I almost shrieked, as I rolled out of bed, and tried to disengage myself from the arms of a man who was clinging to me. I contrived to drag him towards the window, where, by the faint light of the stars outside, I saw that it was the man Capper—that seemingly half-witted creature who had been the servant of the dead man.

"What do you want?" I ejaculated.

"I've been dreaming," said Capper.

"Well, what of that?" I demanded testily, "I've been dreaming, too."

"Yes, but not dreams like mine," whispered the old man, looking fearfully over his shoulder. "Tell me, do you think they'll come true?"

"I don't know what they were," I reminded him.

He clutched me by the arm, and stared up in my face. There seemed almost a light of madness in his eyes. "I dreamed that it happened a long time ago—before my head went wrong. I dreamed of a blow struck in the dark; I thought someone (it might have been myself, but I'm not sure even of that)—I dreamed that someone screamed, 'Murder!'"

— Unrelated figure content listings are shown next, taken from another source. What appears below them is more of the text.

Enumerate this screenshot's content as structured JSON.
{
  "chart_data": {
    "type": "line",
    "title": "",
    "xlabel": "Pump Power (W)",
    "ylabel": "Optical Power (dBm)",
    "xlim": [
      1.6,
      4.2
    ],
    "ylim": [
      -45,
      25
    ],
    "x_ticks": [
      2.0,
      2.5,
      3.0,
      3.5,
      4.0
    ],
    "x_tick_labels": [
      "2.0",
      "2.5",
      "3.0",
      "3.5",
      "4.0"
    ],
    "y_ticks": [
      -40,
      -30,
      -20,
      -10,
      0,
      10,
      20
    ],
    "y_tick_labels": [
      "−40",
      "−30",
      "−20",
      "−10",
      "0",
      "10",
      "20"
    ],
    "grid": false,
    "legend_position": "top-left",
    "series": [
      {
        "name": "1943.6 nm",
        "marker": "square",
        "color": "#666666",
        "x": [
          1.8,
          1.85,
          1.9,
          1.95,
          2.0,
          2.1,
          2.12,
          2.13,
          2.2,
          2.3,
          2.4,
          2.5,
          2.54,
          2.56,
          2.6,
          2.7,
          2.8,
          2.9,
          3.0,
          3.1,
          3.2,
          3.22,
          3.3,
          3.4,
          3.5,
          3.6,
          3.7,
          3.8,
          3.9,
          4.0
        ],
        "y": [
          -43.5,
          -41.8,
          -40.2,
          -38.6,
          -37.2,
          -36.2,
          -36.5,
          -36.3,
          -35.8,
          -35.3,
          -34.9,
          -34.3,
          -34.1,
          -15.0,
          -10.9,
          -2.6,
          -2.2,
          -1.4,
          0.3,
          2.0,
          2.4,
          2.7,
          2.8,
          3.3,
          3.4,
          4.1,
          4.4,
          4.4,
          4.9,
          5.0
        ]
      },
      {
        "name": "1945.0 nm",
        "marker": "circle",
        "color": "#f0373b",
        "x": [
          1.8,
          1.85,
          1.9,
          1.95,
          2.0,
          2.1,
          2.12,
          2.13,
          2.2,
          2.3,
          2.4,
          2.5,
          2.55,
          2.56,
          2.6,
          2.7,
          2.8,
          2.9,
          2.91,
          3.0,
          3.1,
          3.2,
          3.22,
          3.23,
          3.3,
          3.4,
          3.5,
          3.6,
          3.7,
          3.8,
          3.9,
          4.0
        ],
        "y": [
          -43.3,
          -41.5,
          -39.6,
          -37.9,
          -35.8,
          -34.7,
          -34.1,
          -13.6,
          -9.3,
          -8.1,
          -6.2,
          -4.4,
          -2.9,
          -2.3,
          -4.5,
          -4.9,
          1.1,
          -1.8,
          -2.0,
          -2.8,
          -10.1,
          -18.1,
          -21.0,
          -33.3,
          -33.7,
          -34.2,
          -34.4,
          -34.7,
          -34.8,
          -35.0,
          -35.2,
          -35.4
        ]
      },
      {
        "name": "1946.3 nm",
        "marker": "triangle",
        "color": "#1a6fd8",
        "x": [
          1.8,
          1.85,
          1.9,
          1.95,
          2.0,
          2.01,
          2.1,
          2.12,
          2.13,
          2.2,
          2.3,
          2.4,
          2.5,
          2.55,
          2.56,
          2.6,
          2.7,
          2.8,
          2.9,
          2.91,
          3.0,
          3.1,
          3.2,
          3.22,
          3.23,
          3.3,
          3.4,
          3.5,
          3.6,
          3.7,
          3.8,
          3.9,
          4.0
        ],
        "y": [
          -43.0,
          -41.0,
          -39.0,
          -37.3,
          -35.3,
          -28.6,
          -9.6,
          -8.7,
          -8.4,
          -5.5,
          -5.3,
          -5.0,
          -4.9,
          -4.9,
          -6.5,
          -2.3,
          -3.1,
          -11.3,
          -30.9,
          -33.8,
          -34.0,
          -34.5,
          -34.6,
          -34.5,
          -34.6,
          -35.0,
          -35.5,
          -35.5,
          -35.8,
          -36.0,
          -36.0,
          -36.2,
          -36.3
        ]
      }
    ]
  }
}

In a growing excitement he had raised his voice almost to a scream; I clapped my hand over his lips as he got out the dreadful word. I felt my hair stirring on my scalp. I wondered if by chance something dreadful had happened in that house, of which this old man knew, and the memory of which was locked away in that closed brain of his.

"Let me stay here to-night," he pleaded, clinging to me. "I'll be still as a mouse; I'll lie in this corner on the floor."

So I let him lie there, and I went back to my bed. For a long time I lay awake, watching him and thinking about him; but gradually towards the morning I fell asleep, and slept heavily. When I awoke at last, with the sun shining in at my window, the man was gone, and my door stood open.